DOP004 Ethnicity and country of birth are associated with phenotypic differences in patients with inflammatory bowel disease
Spekhorst L.*1,2, Severs M.3, de Boer N.K.H.4, Festen E.A.M.1,2, Fidder H.H.3, Hoentjen F.5, Imhann F.1,2, de Jong D.J.5, van der Meulen-de Jong A.E.6, Pierik M.7, van der Woude C.J.8, Dijkstra G.1, Ponsioen C.Y.9, Lowenberg M.9, Oldenburg B.3, Weersma R.K.1
1University of Groningen and University Medical Center Groningen, Department of Gastroenterology and Hepatology, Groningen, Netherlands 2University of Groningen and University Medical Center Groningen, Department of Genetics, Groningen, Netherlands 3University Medical Center Utrecht, Department of Gastroenterology and Hepatology, Utrecht, Netherlands 4VU University Medical Center, Department of Gastroenterology and Hepatology, Amsterdam, Netherlands 5University Medical Center St. Radboud, Department of Gastroenterology and Hepatology, Nijmegen, Netherlands 6Leiden University Medical Center, Department of Gastroenterology and Hepatology, Leiden, Netherlands 7University Medical Center Maastricht, Division of Gastroenterology and Hepatology, Maastricht, Netherlands 8Erasmus Medical Center, Department of Gastroenterology and Hepatology, Rotterdam, Netherlands 9Amsterdam Medical Center, Department of Gastroenterology and Hepatology, Amsterdam, Netherlands
The number of patients with Inflammatory Bowel Disease (IBD) from non-Caucasian descent in Western-Europe is increasing. We aimed to explore the impact of ethnicity and country of birth on IBD the phenotype.

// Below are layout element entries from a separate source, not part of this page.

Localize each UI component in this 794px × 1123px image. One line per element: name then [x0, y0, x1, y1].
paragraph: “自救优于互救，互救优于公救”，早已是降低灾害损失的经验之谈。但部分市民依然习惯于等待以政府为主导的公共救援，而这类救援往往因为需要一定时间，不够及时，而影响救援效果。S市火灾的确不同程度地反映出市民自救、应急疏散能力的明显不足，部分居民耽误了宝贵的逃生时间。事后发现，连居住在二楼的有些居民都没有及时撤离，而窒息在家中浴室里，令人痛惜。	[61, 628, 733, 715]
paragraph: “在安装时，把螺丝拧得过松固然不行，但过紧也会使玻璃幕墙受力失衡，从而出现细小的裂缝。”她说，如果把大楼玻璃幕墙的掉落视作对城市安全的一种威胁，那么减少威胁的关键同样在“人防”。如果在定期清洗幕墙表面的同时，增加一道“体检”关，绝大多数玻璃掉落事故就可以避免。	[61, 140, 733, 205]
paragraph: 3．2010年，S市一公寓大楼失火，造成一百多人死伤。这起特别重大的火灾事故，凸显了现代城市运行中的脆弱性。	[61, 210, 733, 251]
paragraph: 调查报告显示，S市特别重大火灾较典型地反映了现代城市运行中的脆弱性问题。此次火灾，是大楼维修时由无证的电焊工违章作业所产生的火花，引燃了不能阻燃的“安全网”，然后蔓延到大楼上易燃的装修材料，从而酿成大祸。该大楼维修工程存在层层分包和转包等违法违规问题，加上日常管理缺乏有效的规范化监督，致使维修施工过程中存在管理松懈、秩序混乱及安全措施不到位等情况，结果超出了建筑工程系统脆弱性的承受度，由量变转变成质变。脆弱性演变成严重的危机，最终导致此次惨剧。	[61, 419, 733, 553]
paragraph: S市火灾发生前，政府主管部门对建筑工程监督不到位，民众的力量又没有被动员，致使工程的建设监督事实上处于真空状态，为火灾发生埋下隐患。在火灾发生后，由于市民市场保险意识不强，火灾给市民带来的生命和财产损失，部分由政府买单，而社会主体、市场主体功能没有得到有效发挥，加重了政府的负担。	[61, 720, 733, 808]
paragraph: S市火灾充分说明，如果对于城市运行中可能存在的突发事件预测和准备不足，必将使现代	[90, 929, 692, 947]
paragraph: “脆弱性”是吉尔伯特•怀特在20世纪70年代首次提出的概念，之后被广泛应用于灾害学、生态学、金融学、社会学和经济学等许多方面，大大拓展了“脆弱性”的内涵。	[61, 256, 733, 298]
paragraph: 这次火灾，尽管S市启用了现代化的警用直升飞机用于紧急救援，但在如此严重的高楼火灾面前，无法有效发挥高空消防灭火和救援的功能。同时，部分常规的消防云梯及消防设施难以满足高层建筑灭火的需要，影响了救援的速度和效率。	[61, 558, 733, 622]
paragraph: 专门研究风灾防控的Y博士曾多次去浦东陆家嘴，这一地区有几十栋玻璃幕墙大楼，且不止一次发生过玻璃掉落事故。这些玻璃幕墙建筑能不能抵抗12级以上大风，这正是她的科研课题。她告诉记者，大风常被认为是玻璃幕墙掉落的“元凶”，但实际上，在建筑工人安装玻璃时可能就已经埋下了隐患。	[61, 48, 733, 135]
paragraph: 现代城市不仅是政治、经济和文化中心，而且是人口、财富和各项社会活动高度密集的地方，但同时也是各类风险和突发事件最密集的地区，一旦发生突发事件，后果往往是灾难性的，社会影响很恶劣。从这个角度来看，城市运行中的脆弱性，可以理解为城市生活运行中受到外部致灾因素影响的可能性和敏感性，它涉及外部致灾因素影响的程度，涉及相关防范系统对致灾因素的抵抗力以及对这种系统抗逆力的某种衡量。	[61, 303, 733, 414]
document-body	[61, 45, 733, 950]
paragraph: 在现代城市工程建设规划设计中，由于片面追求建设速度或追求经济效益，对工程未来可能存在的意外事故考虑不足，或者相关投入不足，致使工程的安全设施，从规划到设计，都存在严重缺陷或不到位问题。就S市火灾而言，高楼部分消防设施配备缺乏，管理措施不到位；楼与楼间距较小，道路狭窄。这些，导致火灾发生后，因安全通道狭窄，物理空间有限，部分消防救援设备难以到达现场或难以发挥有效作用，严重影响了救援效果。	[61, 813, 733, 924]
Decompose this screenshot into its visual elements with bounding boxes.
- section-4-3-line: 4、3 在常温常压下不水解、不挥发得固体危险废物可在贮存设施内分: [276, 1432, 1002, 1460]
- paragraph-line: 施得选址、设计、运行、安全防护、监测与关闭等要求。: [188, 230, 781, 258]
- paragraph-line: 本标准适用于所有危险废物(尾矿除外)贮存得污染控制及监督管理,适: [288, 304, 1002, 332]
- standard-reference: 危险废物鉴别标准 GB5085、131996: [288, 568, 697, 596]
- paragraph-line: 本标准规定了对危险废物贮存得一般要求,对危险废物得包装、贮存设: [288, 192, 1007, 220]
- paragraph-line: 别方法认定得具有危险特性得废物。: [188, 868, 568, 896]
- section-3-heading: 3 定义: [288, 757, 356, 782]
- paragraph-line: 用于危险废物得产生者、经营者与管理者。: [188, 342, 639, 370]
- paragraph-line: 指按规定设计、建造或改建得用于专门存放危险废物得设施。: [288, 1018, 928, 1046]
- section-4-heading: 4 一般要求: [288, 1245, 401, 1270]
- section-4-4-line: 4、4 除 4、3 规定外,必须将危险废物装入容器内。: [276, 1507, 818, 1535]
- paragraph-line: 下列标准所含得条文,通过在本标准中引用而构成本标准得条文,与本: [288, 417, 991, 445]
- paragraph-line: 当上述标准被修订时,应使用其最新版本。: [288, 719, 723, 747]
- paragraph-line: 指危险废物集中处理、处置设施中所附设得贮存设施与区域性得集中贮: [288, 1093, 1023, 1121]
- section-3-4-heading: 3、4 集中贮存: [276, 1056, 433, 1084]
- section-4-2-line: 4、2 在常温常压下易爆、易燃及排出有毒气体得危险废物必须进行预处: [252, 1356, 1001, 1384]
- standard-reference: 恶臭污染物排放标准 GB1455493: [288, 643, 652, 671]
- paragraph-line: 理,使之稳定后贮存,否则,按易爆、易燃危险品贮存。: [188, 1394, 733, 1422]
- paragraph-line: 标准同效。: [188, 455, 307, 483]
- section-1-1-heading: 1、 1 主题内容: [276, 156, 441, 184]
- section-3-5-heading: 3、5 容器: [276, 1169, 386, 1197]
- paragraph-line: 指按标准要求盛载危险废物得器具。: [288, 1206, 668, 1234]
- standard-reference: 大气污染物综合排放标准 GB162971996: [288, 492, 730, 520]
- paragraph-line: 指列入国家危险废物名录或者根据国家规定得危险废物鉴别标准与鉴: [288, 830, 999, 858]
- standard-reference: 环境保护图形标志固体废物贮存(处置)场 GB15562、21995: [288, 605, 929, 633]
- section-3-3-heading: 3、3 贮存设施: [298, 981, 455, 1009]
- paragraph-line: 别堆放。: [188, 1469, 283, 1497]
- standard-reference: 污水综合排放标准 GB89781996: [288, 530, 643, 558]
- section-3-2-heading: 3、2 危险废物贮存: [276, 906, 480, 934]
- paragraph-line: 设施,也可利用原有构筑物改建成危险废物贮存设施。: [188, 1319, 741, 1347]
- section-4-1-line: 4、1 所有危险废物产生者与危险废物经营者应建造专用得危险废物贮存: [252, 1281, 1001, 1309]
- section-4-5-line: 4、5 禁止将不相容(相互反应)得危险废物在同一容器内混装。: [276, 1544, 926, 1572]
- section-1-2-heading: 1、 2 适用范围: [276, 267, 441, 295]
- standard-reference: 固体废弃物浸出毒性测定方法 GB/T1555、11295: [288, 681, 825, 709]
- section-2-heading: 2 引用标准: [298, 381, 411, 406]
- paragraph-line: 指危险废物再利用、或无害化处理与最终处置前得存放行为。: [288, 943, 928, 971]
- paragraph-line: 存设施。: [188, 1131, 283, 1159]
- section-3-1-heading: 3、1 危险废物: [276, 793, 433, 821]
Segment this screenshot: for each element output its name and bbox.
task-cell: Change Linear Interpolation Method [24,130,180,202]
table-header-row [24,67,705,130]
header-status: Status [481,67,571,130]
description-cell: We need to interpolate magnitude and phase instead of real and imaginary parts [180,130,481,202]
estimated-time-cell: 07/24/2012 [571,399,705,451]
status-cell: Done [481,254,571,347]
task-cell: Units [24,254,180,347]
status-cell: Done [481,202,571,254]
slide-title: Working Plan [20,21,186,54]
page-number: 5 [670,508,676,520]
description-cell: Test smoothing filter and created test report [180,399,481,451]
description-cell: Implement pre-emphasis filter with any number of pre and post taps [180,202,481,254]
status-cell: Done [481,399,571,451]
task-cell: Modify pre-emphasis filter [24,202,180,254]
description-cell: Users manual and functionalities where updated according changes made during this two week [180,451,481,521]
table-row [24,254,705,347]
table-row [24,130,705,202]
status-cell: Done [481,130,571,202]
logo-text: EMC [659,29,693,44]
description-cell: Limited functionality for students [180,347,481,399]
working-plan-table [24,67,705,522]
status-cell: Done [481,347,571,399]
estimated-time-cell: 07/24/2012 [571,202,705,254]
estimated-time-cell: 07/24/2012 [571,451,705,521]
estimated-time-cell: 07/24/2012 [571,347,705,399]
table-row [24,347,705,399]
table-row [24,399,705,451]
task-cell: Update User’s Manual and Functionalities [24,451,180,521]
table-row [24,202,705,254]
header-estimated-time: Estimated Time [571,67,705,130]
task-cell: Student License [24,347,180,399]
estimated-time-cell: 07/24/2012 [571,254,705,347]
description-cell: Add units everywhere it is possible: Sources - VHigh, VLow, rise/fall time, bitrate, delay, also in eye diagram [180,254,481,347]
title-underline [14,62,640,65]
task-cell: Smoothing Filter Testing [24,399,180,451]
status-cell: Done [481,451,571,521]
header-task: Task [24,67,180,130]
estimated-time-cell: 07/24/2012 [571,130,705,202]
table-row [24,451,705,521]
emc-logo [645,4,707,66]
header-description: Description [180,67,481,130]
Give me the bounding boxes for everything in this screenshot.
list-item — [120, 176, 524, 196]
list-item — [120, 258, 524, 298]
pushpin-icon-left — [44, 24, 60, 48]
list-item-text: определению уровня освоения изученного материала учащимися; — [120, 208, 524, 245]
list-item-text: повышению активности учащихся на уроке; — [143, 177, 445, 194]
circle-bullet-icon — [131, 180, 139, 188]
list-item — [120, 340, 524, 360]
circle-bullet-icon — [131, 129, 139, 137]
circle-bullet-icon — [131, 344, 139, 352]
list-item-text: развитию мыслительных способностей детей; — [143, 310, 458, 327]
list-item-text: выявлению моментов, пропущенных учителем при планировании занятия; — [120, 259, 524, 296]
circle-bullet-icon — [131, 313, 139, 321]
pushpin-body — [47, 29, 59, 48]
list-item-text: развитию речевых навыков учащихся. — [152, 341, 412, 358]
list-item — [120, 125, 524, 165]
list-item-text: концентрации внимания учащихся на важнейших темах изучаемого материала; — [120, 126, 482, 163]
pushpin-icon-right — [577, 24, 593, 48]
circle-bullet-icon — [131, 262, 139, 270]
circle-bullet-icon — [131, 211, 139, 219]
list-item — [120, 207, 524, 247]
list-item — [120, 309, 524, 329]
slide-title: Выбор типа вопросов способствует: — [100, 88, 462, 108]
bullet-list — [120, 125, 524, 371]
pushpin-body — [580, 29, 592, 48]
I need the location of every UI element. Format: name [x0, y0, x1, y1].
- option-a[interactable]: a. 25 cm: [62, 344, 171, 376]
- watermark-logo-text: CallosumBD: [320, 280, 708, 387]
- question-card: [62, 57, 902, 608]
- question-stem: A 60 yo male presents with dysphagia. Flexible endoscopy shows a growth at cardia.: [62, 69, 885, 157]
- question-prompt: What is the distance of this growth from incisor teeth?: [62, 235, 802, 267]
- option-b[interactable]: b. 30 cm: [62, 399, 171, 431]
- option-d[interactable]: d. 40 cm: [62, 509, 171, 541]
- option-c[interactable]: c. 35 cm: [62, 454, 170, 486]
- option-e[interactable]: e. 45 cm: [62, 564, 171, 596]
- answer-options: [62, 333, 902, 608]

IBD patients treated in the eight University Medical Centres in the Netherlands and enrolled in the Dutch IBD Biobank were divided into three groups 1) Caucasian patients from West- and Central-European descent (CEU) 2) patients born in the Netherlands or Western-Europe from non-Caucasian descent (non-CEU European born) and 3) non-Caucasian patients born outside Western-Europe that migrated to the Netherlands (non-CEU non-European born), and analyzed for phenotype differences (by chi-square test). Analyses were repeated in an independent Dutch IBD cohort (COIN cohort).
The Dutch IBD Biobank included 2,921 CEU patients and 233 non-CEU patients. Non-CEU patients more often had upper Gastro-Intestinal disease (16% vs. 8%, p=0.001) and anal stenosis (10% vs. 4%, p=0.002). Non-CEU patients born in Europe (n=116) were diagnosed at a younger age than non-CEU patients born outside Europe (n=115) (22.7 vs. 28.9 years old, p<0.001). In the COIN cohort (2,170 Europeans and 98 non-Europeans), non-Europeans more often had fistulas or abscesses (29% vs. 13%, p<0.001), used more anti-TNF-α compounds (45% vs. 20%, p=0.001) and had a lower Health-related Quality of Life (mean IBDQ 161 vs. 177, p<0.001).
Non-CEU patients born in Europe are diagnosed at a younger age with IBD compared to those born outside Europe. Ethnicity and country of birth are associated with different phenotypes in IBD. In clinical IBD care, a tailored approach to the non-CEU patient is warranted.